You remind me- My sole purpose needn't be manifest by bugging people to vote, organizing voluteers, haggling with the union printer, or being publicly outraged at press conferences.

Maybe, I'll start going to TransCend meetings again.

Best comment I've seen all week. :D

Thank you for the wonderful tips and story Austen. We can all do more and help foster change.

These suggestions are all spot-on. Wouldn't it be great for everyone if more of us came out and changed the minds of some conservatives? That would probably make Harvey Milk smile.

I don't think it's even about Conservative/Democrat, or for that matter politics at all. It's about tending to our local communities.
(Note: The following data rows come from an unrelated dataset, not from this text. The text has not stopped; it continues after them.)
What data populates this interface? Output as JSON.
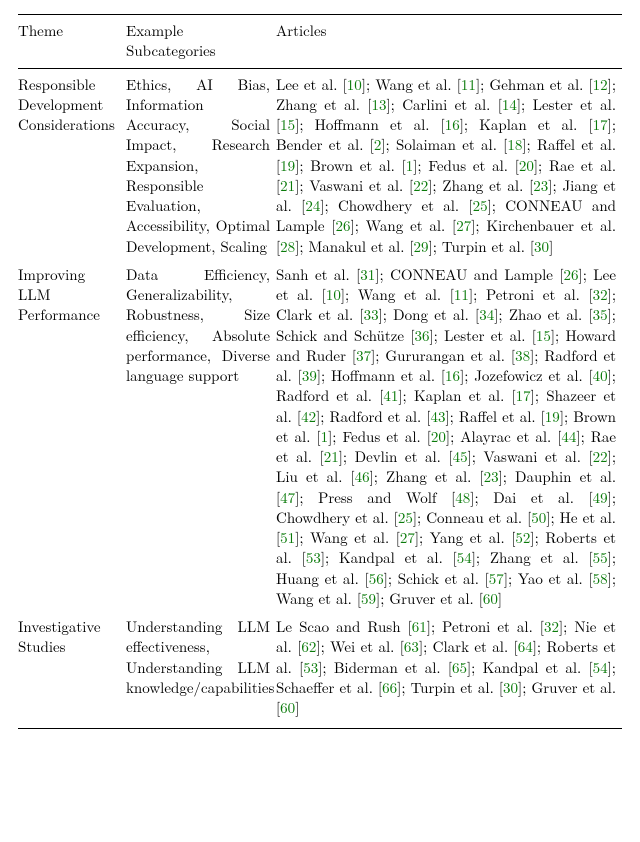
{
  "headers": {
    "theme": "Theme",
    "subcats": "Example Subcategories",
    "articles": "Articles"
  },
  "rows": [
    {
      "theme": "Responsible Development Considerations",
      "subcats": "Ethics, AI Bias, Information Accuracy, Social Impact, Research Expansion, Responsible Evaluation, Accessibility, Optimal Development, Scaling",
      "articles": [
        {
          "t": "Lee et al. [",
          "r": "10"
        },
        {
          "t": "]; Wang et al. [",
          "r": "11"
        },
        {
          "t": "]; Gehman et al. [",
          "r": "12"
        },
        {
          "t": "]; Zhang et al. [",
          "r": "13"
        },
        {
          "t": "]; Carlini et al. [",
          "r": "14"
        },
        {
          "t": "]; Lester et al. [",
          "r": "15"
        },
        {
          "t": "]; Hoffmann et al. [",
          "r": "16"
        },
        {
          "t": "]; Kaplan et al. [",
          "r": "17"
        },
        {
          "t": "]; Bender et al. [",
          "r": "2"
        },
        {
          "t": "]; Solaiman et al. [",
          "r": "18"
        },
        {
          "t": "]; Raffel et al. [",
          "r": "19"
        },
        {
          "t": "]; Brown et al. [",
          "r": "1"
        },
        {
          "t": "]; Fedus et al. [",
          "r": "20"
        },
        {
          "t": "]; Rae et al. [",
          "r": "21"
        },
        {
          "t": "]; Vaswani et al. [",
          "r": "22"
        },
        {
          "t": "]; Zhang et al. [",
          "r": "23"
        },
        {
          "t": "]; Jiang et al. [",
          "r": "24"
        },
        {
          "t": "]; Chowdhery et al. [",
          "r": "25"
        },
        {
          "t": "]; CONNEAU and Lample [",
          "r": "26"
        },
        {
          "t": "]; Wang et al. [",
          "r": "27"
        },
        {
          "t": "]; Kirchenbauer et al. [",
          "r": "28"
        },
        {
          "t": "]; Manakul et al. [",
          "r": "29"
        },
        {
          "t": "]; Turpin et al. [",
          "r": "30"
        },
        {
          "t": "]"
        }
      ]
    },
    {
      "theme": "Improving LLM Performance",
      "subcats": "Data Efficiency, Generalizability, Robustness, Size efficiency, Absolute performance, Diverse language support",
      "articles": [
        {
          "t": "Sanh et al. [",
          "r": "31"
        },
        {
          "t": "]; CONNEAU and Lample [",
          "r": "26"
        },
        {
          "t": "]; Lee et al. [",
          "r": "10"
        },
        {
          "t": "]; Wang et al. [",
          "r": "11"
        },
        {
          "t": "]; Petroni et al. [",
          "r": "32"
        },
        {
          "t": "]; Clark et al. [",
          "r": "33"
        },
        {
          "t": "]; Dong et al. [",
          "r": "34"
        },
        {
          "t": "]; Zhao et al. [",
          "r": "35"
        },
        {
          "t": "]; Schick and Schütze [",
          "r": "36"
        },
        {
          "t": "]; Lester et al. [",
          "r": "15"
        },
        {
          "t": "]; Howard and Ruder [",
          "r": "37"
        },
        {
          "t": "]; Gururangan et al. [",
          "r": "38"
        },
        {
          "t": "]; Radford et al. [",
          "r": "39"
        },
        {
          "t": "]; Hoffmann et al. [",
          "r": "16"
        },
        {
          "t": "]; Jozefowicz et al. [",
          "r": "40"
        },
        {
          "t": "]; Radford et al. [",
          "r": "41"
        },
        {
          "t": "]; Kaplan et al. [",
          "r": "17"
        },
        {
          "t": "]; Shazeer et al. [",
          "r": "42"
        },
        {
          "t": "]; Radford et al. [",
          "r": "43"
        },
        {
          "t": "]; Raffel et al. [",
          "r": "19"
        },
        {
          "t": "]; Brown et al. [",
          "r": "1"
        },
        {
          "t": "]; Fedus et al. [",
          "r": "20"
        },
        {
          "t": "]; Alayrac et al. [",
          "r": "44"
        },
        {
          "t": "]; Rae et al. [",
          "r": "21"
        },
        {
          "t": "]; Devlin et al. [",
          "r": "45"
        },
        {
          "t": "]; Vaswani et al. [",
          "r": "22"
        },
        {
          "t": "]; Liu et al. [",
          "r": "46"
        },
        {
          "t": "]; Zhang et al. [",
          "r": "23"
        },
        {
          "t": "]; Dauphin et al. [",
          "r": "47"
        },
        {
          "t": "]; Press and Wolf [",
          "r": "48"
        },
        {
          "t": "]; Dai et al. [",
          "r": "49"
        },
        {
          "t": "]; Chowdhery et al. [",
          "r": "25"
        },
        {
          "t": "]; Conneau et al. [",
          "r": "50"
        },
        {
          "t": "]; He et al. [",
          "r": "51"
        },
        {
          "t": "]; Wang et al. [",
          "r": "27"
        },
        {
          "t": "]; Yang et al. [",
          "r": "52"
        },
        {
          "t": "]; Roberts et al. [",
          "r": "53"
        },
        {
          "t": "]; Kandpal et al. [",
          "r": "54"
        },
        {
          "t": "]; Zhang et al. [",
          "r": "55"
        },
        {
          "t": "]; Huang et al. [",
          "r": "56"
        },
        {
          "t": "]; Schick et al. [",
          "r": "57"
        },
        {
          "t": "]; Yao et al. [",
          "r": "58"
        },
        {
          "t": "]; Wang et al. [",
          "r": "59"
        },
        {
          "t": "]; Gruver et al. [",
          "r": "60"
        },
        {
          "t": "]"
        }
      ]
    },
    {
      "theme": "Investigative Studies",
      "subcats": "Understanding LLM effectiveness, Understanding LLM knowledge/capabilities",
      "articles": [
        {
          "t": "Le Scao and Rush [",
          "r": "61"
        },
        {
          "t": "]; Petroni et al. [",
          "r": "32"
        },
        {
          "t": "]; Nie et al. [",
          "r": "62"
        },
        {
          "t": "]; Wei et al. [",
          "r": "63"
        },
        {
          "t": "]; Clark et al. [",
          "r": "64"
        },
        {
          "t": "]; Roberts et al. [",
          "r": "53"
        },
        {
          "t": "]; Biderman et al. [",
          "r": "65"
        },
        {
          "t": "]; Kandpal et al. [",
          "r": "54"
        },
        {
          "t": "]; Schaeffer et al. [",
          "r": "66"
        },
        {
          "t": "]; Turpin et al. [",
          "r": "30"
        },
        {
          "t": "]; Gruver et al. [",
          "r": "60"
        },
        {
          "t": "]"
        }
      ]
    }
  ]
}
Politics aren't the end of the world; they are simply another facet of our lives. _That's_ the distinction we need to make: for our own sanity, for the sanity of those around us, and for the sanity of those coming up behind us.

We forget that distinction at our own peril.

We have to remind ourselves that many Americans don't follow politics at all. 40-some percent don't even know who the VP is. We have to get out of the political sphere in order to make a real impact.

Only 30% of American adults voted in the mid-terms. the other 70% decided it wasn't important or it wasn't effective. Sometimes, the majority is correct.